Vivement mardi !

Dans Lundi, Pierre Bergounioux ravive le jour de la semaine le plus difficile de son enfance.

Christophe Kantcheff  • 7 mai 2019 abonné·es
Vivement mardi !
© crédit photo : Ulf Andersen / Aurimages / Ulf Andersen / Aurimages

À côté de son œuvre romanesque et de son entreprise de diariste, Pierre Bergounioux a le génie des textes brefs et marquants. On se souvient, par exemple, de ses récits historiques et tragiques comme B-17 G (2001, Flohic) ou Le Baiser de sorcière (2010, Argol). Lundi renoue avec les évocations biographiques que l’auteur affectionne : il s’agit de la restitution impressionniste de l’univers de son enfance et de son adolescence, « dans la sous-­préfecture d’une lointaine province » rurale et déshéritée.

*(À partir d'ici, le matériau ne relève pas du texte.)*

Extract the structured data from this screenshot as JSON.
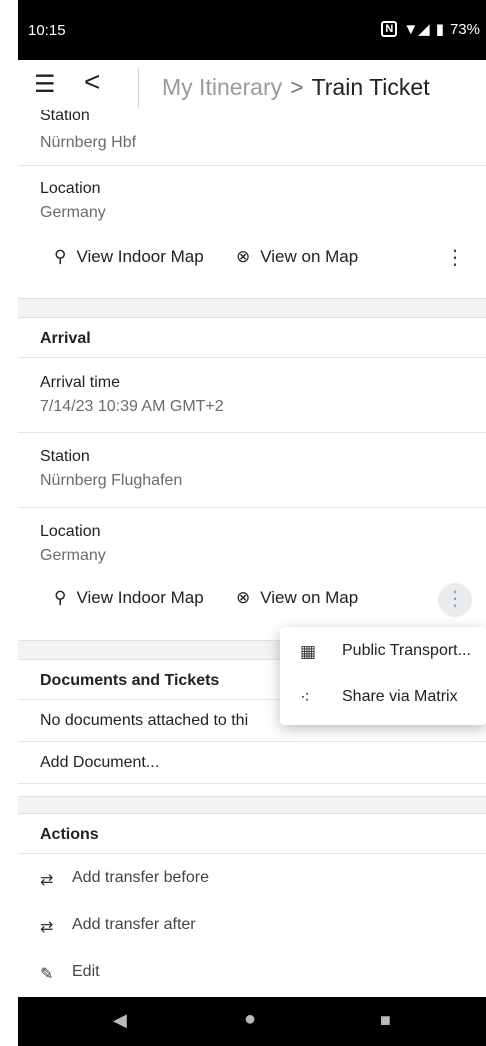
{
  "status": {
    "time": "10:15",
    "nfc": "N",
    "signal": "▼◢",
    "battery": "73%"
  },
  "appbar": {
    "menu_icon": "☰",
    "back_icon": "<",
    "breadcrumb_parent": "My Itinerary",
    "breadcrumb_arrow": ">",
    "breadcrumb_current": "Train Ticket"
  },
  "departure": {
    "station_label": "Station",
    "station_value": "Nürnberg Hbf",
    "location_label": "Location",
    "location_value": "Germany",
    "indoor_map": "View Indoor Map",
    "view_map": "View on Map"
  },
  "arrival": {
    "header": "Arrival",
    "time_label": "Arrival time",
    "time_value": "7/14/23 10:39 AM GMT+2",
    "station_label": "Station",
    "station_value": "Nürnberg Flughafen",
    "location_label": "Location",
    "location_value": "Germany",
    "indoor_map": "View Indoor Map",
    "view_map": "View on Map"
  },
  "documents": {
    "header": "Documents and Tickets",
    "empty_text": "No documents attached to thi",
    "add": "Add Document..."
  },
  "actions": {
    "header": "Actions",
    "items": [
      {
        "icon": "⇄",
        "label": "Add transfer before"
      },
      {
        "icon": "⇄",
        "label": "Add transfer after"
      },
      {
        "icon": "✎",
        "label": "Edit"
      }
    ]
  },
  "popup": {
    "items": [
      {
        "icon": "calendar-icon",
        "label": "Public Transport..."
      },
      {
        "icon": "share-icon",
        "label": "Share via Matrix"
      }
    ]
  }
}
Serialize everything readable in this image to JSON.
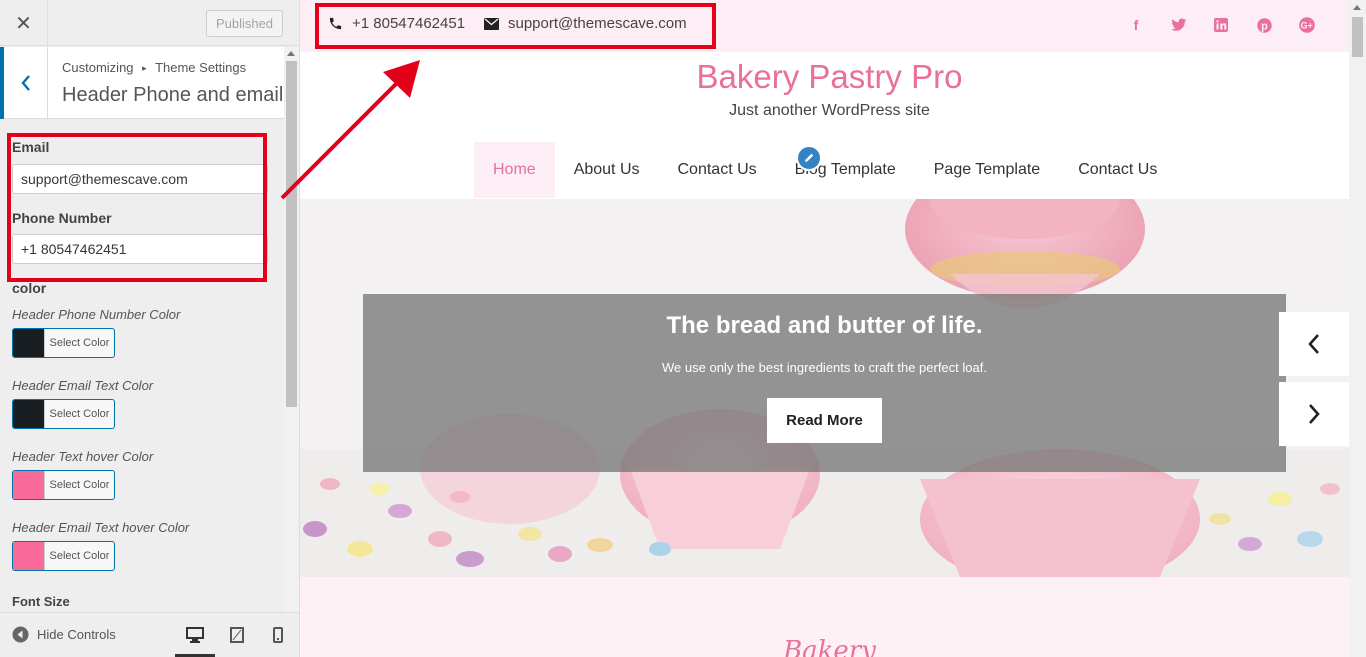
{
  "sidebar": {
    "close_icon": "close-icon",
    "publish_label": "Published",
    "breadcrumb_root": "Customizing",
    "breadcrumb_sep": "▸",
    "breadcrumb_section": "Theme Settings",
    "section_title": "Header Phone and email",
    "email_label": "Email",
    "email_value": "support@themescave.com",
    "phone_label": "Phone Number",
    "phone_value": "+1 80547462451",
    "color_heading": "color",
    "colors": [
      {
        "label": "Header Phone Number Color",
        "button": "Select Color",
        "swatch": "#191e23"
      },
      {
        "label": "Header Email Text Color",
        "button": "Select Color",
        "swatch": "#191e23"
      },
      {
        "label": "Header Text hover Color",
        "button": "Select Color",
        "swatch": "#f86b9a"
      },
      {
        "label": "Header Email Text hover Color",
        "button": "Select Color",
        "swatch": "#f86b9a"
      }
    ],
    "font_size_label": "Font Size",
    "hide_controls": "Hide Controls",
    "devices": [
      "desktop-icon",
      "tablet-icon",
      "mobile-icon"
    ]
  },
  "preview": {
    "phone": "+1 80547462451",
    "email": "support@themescave.com",
    "social": [
      "facebook-icon",
      "twitter-icon",
      "linkedin-icon",
      "pinterest-icon",
      "google-plus-icon"
    ],
    "site_title": "Bakery Pastry Pro",
    "tagline": "Just another WordPress site",
    "nav": [
      "Home",
      "About Us",
      "Contact Us",
      "Blog Template",
      "Page Template",
      "Contact Us"
    ],
    "active_nav": "Home",
    "hero_title": "The bread and butter of life.",
    "hero_text": "We use only the best ingredients to craft the perfect loaf.",
    "hero_button": "Read More",
    "section_word": "Bakery"
  },
  "colors": {
    "accent_pink": "#e8709a",
    "topbar_bg": "#fdeef5",
    "highlight_red": "#e3001b",
    "wp_blue": "#0073aa"
  }
}
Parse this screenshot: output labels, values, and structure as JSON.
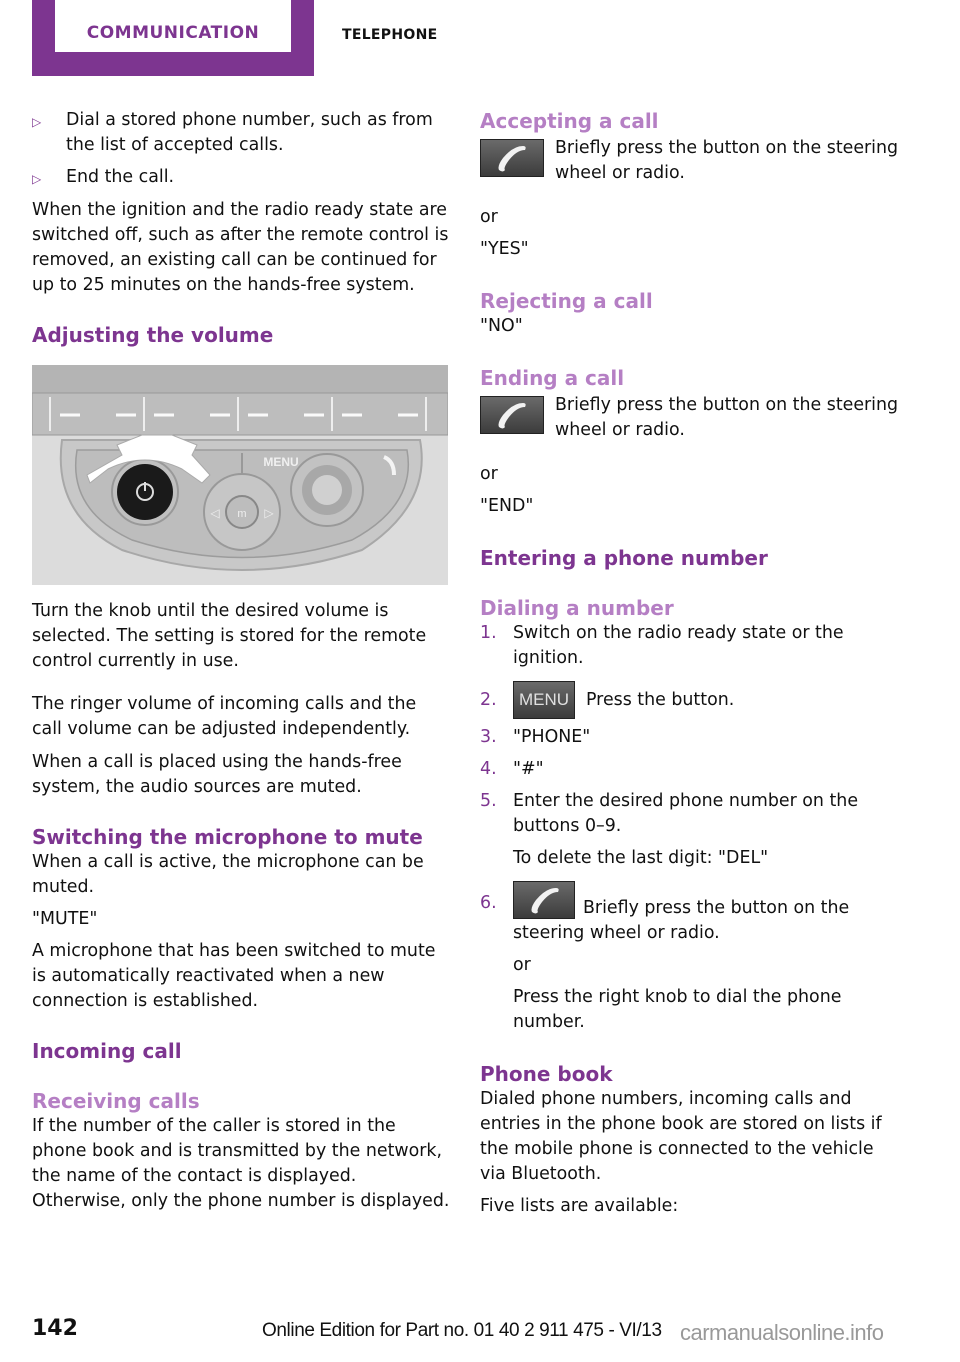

Ici, Pierre Bergounioux retrouve les couleurs de son existence des lundis, ce jour plus pesant que les autres, justement parce qu’il est celui du recommencement d’un cycle aliénant et gris. « Les lundis empruntaient forcément à chaque saison, écrit-il. Or, dans mon souvenir, et, peut-être, dans la réalité, ils ont la teinte mauve, funèbre des matins d’octobre puis atone, blanchâtre de la mi-journée. »

L’auteur n’exhume pas ses souvenirs de classe, mais ses réveils occupés par des formules mathématiques, ses allers-retours incessants à vélo entre chez lui et le lycée ou entre l’école de musique et chez lui, et ses journées harassantes surchargées d’activités (les études, le solfège, les cours de gymnastique ou de dessin industriel…).

Même les jours de pêche avec son père – a priori heureux – déclenchaient en lui une humeur contraire, l’une ensoleillée, l’autre sombre, selon qu’il s’agissait d’un dimanche ou, très exceptionnellement parce que férié, d’un lundi. « Ma mère avait idée du poids, sinon du maléfice, de cette journée et me secondait autant qu’il était en elle », écrit Pierre Bergounioux, dont la seule issue ne pouvait être que le départ. Mais se départir de ce passé est une autre histoire. Ce livre témoigne de cette impossibilité.

Lundi, Pierre Bergounioux, Galilée, 56 pages, 11 euros.